Passons à Samba : dans le menu de démarrage, il y a une entrée « Knoppix » contenant un sous-menu « services » aboutissant à « start Samba ». Je starte, et me précipite sur mon portable (sous Windows) pour voir si quelque chose à changé. Là, rires de commisération : pauvre fou qui croyait que tout allait marcher du premier coup, sans configuration particulière, et qui ne sait pas que Knoppix, c’est Debian, et que Debian, c’est la sé-cu-ri-té ; autrement dit que tout y est fermé, bouclé, cadenassé par défaut. Soit. Je veux bien. Mais alors, comment configurer Samba ? Y a-t-il un utilitaire graphique ? Là, rires de commisération : pauvre fou...etc. Sérieusement refroidi, je regarde si par hasard, il n’y aurait pas un moyen de configurer facilement ftpd ou autre serveur ftp; pauvre fou...etc. Par curiosité je regarde un truc appelé « Samba neighborhood » (en fait un client Samba) qui m’ouvre une interface...entièrement en allemand.

Exit Knoppix 1 (car il y aura un return, vous verrez). Je cherche donc une distribution simple, facile, tout-graphique, accessible, bref une distribution pour les humains. « Linux for human beings », ça ne vous dit rien ? Demain je vous expliquerai pourquoi Ubuntu pense que les humains sont très myopes et parlent en lignes de code.


[1Je tiens ici à présenter d’avance mes excuses au concepteur de ce logiciel sur le dos duquel je fais de l’humour facile. J’ai conscience que son logiciel n’en est qu’à la version 0.6 et est promis à un brillant avenir lorsqu’il sera débuggué. L’idée, les bases et les solutions retenues sont en tout cas excellentes ; Freenas est un logiciel dont il faut suivre avec attention l’évolution et rendra bien des services dans l’avenir

Messages

  • Je découvre votre article à l’occasion d’un butinage à propos de tout à fait autre chose (les squelettes SPIP), mais votre expérience étant apparemment encore en cours, je ne peux m’empêcher de vous faire part de la mienne...

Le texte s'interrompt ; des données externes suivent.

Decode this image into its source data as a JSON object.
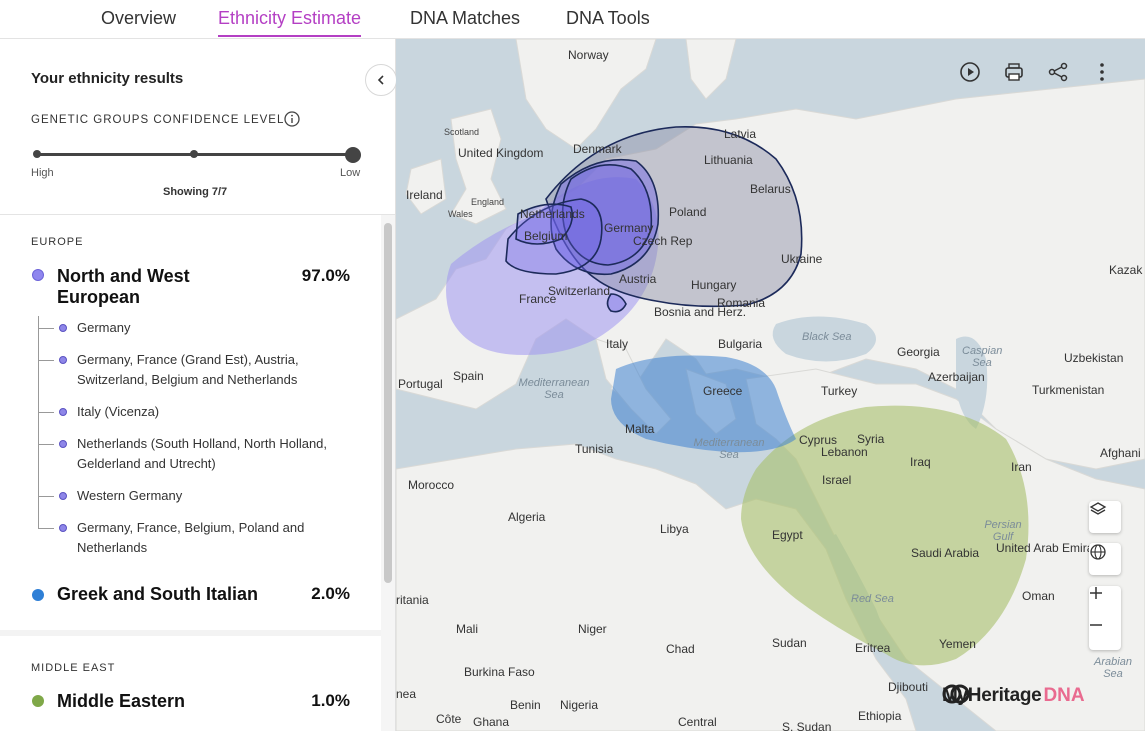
{
  "tabs": [
    {
      "label": "Overview"
    },
    {
      "label": "Ethnicity Estimate"
    },
    {
      "label": "DNA Matches"
    },
    {
      "label": "DNA Tools"
    }
  ],
  "panel": {
    "title": "Your ethnicity results",
    "confidence_label": "GENETIC GROUPS CONFIDENCE LEVEL",
    "slider_high": "High",
    "slider_low": "Low",
    "showing": "Showing 7/7"
  },
  "regions": [
    {
      "label": "EUROPE",
      "groups": [
        {
          "name": "North and West European",
          "percent": "97.0%",
          "color": "#8f86ee",
          "subgroups": [
            "Germany",
            "Germany, France (Grand Est), Austria, Switzerland, Belgium and Netherlands",
            "Italy (Vicenza)",
            "Netherlands (South Holland, North Holland, Gelderland and Utrecht)",
            "Western Germany",
            "Germany, France, Belgium, Poland and Netherlands"
          ]
        },
        {
          "name": "Greek and South Italian",
          "percent": "2.0%",
          "color": "#2f7fd6"
        }
      ]
    },
    {
      "label": "MIDDLE EAST",
      "groups": [
        {
          "name": "Middle Eastern",
          "percent": "1.0%",
          "color": "#7fa848"
        }
      ]
    }
  ],
  "map": {
    "countries": [
      "Norway",
      "Scotland",
      "United Kingdom",
      "England",
      "Wales",
      "Ireland",
      "Denmark",
      "Latvia",
      "Lithuania",
      "Belarus",
      "Poland",
      "Ukraine",
      "Germany",
      "Czech Rep",
      "Austria",
      "Hungary",
      "Romania",
      "Switzerland",
      "France",
      "Bosnia and Herz.",
      "Bulgaria",
      "Italy",
      "Georgia",
      "Kazak",
      "Uzbekistan",
      "Azerbaijan",
      "Turkmenistan",
      "Spain",
      "Portugal",
      "Greece",
      "Turkey",
      "Malta",
      "Cyprus",
      "Syria",
      "Lebanon",
      "Iraq",
      "Iran",
      "Afghani",
      "Tunisia",
      "Israel",
      "Morocco",
      "Algeria",
      "Libya",
      "Egypt",
      "Saudi Arabia",
      "United Arab Emirates",
      "Oman",
      "Yemen",
      "Sudan",
      "Eritrea",
      "Chad",
      "Niger",
      "Mali",
      "ritania",
      "Burkina Faso",
      "Benin",
      "Nigeria",
      "Central",
      "Djibouti",
      "Ethiopia",
      "S. Sudan",
      "nea",
      "Côte",
      "Ghana",
      "Belgium",
      "Netherlands"
    ],
    "seas": [
      "Black Sea",
      "Caspian Sea",
      "Mediterranean Sea",
      "Mediterranean Sea",
      "Red Sea",
      "Persian Gulf",
      "Arabian Sea"
    ],
    "brand": "MyHeritage",
    "brand_suffix": "DNA"
  }
}
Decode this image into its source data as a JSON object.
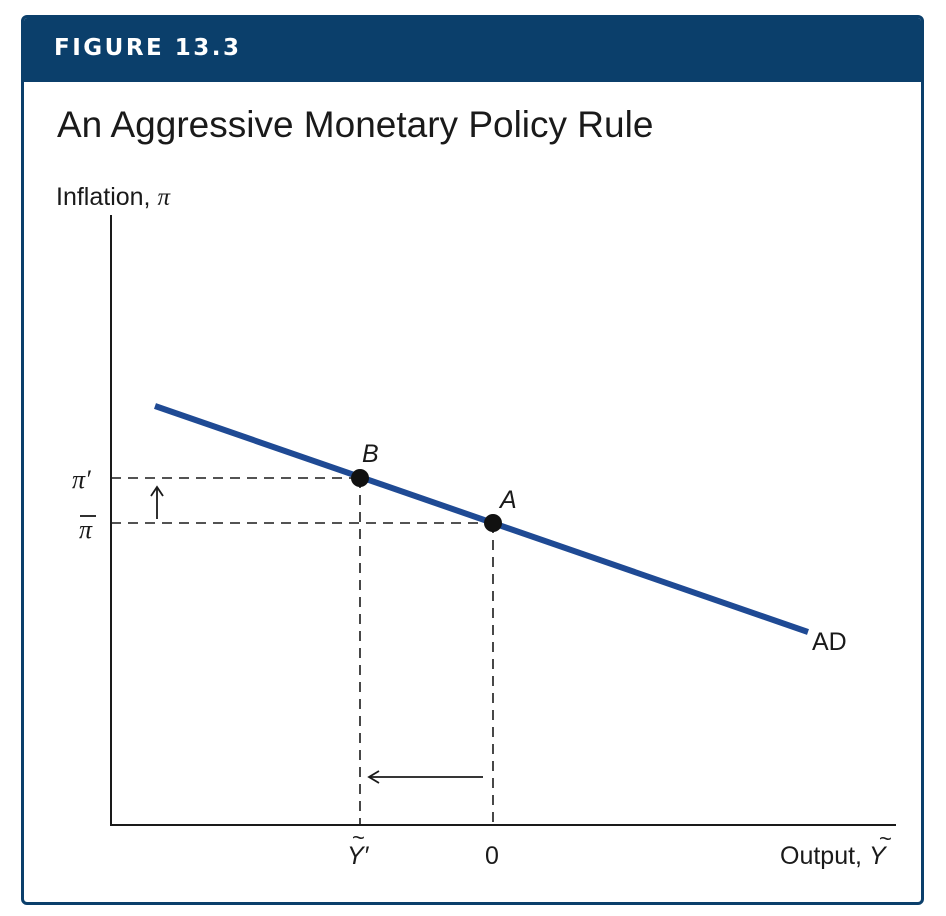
{
  "figure": {
    "label": "FIGURE 13.3",
    "title": "An Aggressive Monetary Policy Rule"
  },
  "axes": {
    "y_label": "Inflation, ",
    "y_symbol": "π",
    "x_label": "Output, ",
    "x_symbol": "Y",
    "x_symbol_accent": "~"
  },
  "ticks": {
    "y_pi_prime": "π′",
    "y_pi_bar": "π",
    "x_y_prime": "Y′",
    "x_y_prime_accent": "~",
    "x_zero": "0"
  },
  "points": {
    "b_label": "B",
    "a_label": "A"
  },
  "curve": {
    "label": "AD"
  },
  "colors": {
    "header": "#0b3f6b",
    "curve": "#1f4a94",
    "ink": "#1a1a1a"
  },
  "icons": {
    "up_arrow": "up-arrow-icon",
    "left_arrow": "left-arrow-icon"
  }
}
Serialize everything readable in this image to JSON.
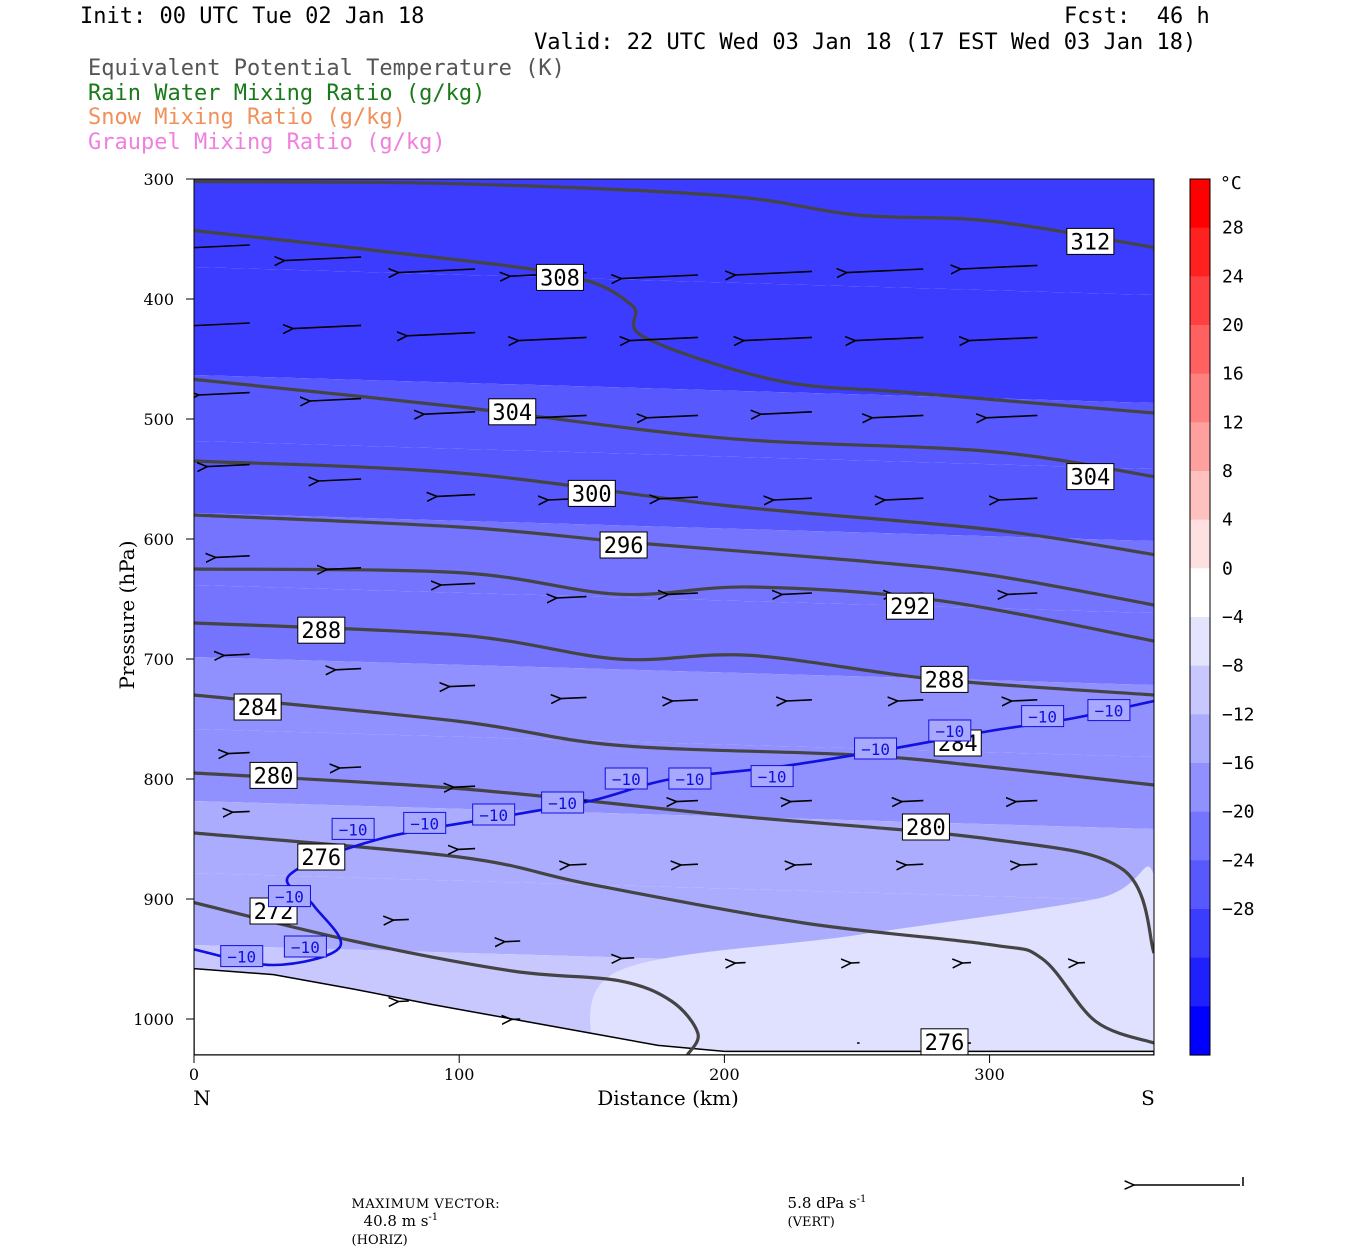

    Situation similaire : je récupère un serveur PII 233 (Klamath), anciennement sous Windows NT 4 server, et en fait sans OS quand je l’ai récupéré pour cause de disques HS.

    Je lui remets donc un disque qui fonctionne.
    Puis, plutôt que de l’installer avec un Windows soit manquant de fiabilité (9x) soit poussif sur cette architecture (XP), j’opte pour Linux : Fedora Core 4.

    Installation du premier coup sans problème (il m’a tout de même fallu lui brancher un lecteur de DVD le temps de l’installation) : il y a une option « serveur » qui fournit tous les modules nécessaires.
    Configuration à la souris sous interface Gnome.
    Attention toutefois : si le serveur est véloce, l’interface graphique est par contre lente du fait de la faible puissance de calcul de la machine !

    Monté en serveur HTTP et Samba, avec clients Linux Mandriva, Windows XP Pro et Home, Windows 98 sur un réseau privé à la maison.

  • Il faut croire que je n’ai pas choisi la bonne distrib’. J’essaierai au prochain crash (ce qui ne saurait tarder). Merci pour l’info.